1.vmcoreから必要なvmlinuxのバージョンを確認します。vmcoreファイルに対して、以下のコマンドを実行します。

strings vmcore | head

 以下のような出力が得られます。

「3.10.0-1160.83.1.el7」の部分が必要になるバージョンです。

2.上記を踏まえて、下記コマンドでvmlinuxをインストールします。「3.10.0-1160.83.1.el7」の箇所は、確認できたバージョンに応じて書き換えてください。

yum install --enablerepo=base-debuginfo kernel-debuginfo-3.10.0-1160.83.1.el7

 インストールに成功すると、/usr/lib/debug/usr/lib/modules/3.10.0-1160.83.1.el7.x86_64/ディレクトリ下にvmlinuxが格納されているはずです。

3.crashコマンドをインストールします。下記コマンドでインストールできます。

yum install crash

3.実行

 crashコマンドとvmlinuxの準備ができたら下記コマンドを実行します。構成に応じてファイルのパスは変えてください。

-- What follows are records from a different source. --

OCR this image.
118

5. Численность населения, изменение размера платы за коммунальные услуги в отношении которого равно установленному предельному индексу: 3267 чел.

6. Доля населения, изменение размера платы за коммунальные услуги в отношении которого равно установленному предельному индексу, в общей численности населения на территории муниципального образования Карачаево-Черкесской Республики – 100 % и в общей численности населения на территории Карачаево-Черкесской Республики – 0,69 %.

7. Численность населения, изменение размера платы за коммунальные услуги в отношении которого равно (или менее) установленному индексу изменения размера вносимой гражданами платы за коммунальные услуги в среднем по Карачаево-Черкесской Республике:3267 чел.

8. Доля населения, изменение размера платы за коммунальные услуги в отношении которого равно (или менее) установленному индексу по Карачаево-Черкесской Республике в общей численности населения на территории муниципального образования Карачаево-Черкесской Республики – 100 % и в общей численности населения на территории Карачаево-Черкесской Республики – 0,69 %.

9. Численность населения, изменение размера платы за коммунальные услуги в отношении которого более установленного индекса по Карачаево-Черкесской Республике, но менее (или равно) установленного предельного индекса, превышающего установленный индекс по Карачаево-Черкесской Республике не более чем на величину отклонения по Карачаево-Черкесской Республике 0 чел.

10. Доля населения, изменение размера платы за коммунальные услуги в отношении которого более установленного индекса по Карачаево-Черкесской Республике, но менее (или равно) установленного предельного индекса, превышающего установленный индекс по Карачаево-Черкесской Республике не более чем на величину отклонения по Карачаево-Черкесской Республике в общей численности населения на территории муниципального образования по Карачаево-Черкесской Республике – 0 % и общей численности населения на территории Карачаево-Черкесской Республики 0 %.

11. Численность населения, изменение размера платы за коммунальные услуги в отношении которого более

crash /usr/lib/debug/usr/lib/modules/3.10.0-1160.83.1.el7.x86_64/vmlinux /var/crash/127.0.0.1-2025-06-23-14\:37\:00/vmcore

 読み込みに成功すると、上記のような出力が得られます。「PANIC」に出力されている内容がカーネルパニックの発生原因です。画像の場合は、「Out of memory and no killable prosesses…」と出ているので、メモリ不足でクラッシュしたことがわかります。

4.詳しく解析する

 上記の出力から単純な発生要因についてはわかりますが、具体的にどこの処理で落ちたのかといった原因調査のためにはさらに詳しく見ていく必要があります。crashで使用できるコマンドの一覧については

crash> help

で確認できます。

 全てのコマンドを網羅すると膨大になるため、本記事では代表的なコマンドについて紹介します。

crash> mod -S

 はモジュールを一括ロードするコマンドです。解析を始める前にとりあえず実行しておくと良いと思います。

crash> mod -s [モジュール名]

 で個別にロードすることもできます。

 また、

crash> mod

 でモジュールの一覧を確認できます。

crash> log

 は読んで字のごとくログを確認するコマンドです。カーネルパニック発生時の全体像を把握するために、最初に実行することが多いと思います。

crash> ps

 はカーネルパニック発生時のプロセスを確認することができます。

 画像はpsコマンドの出力例です。今回のようなメモリ不足の際には、どのプロセスがメモリを食いつぶしたかの特定に役立ちます。

crash> q

 でcrashコマンドを終了できます。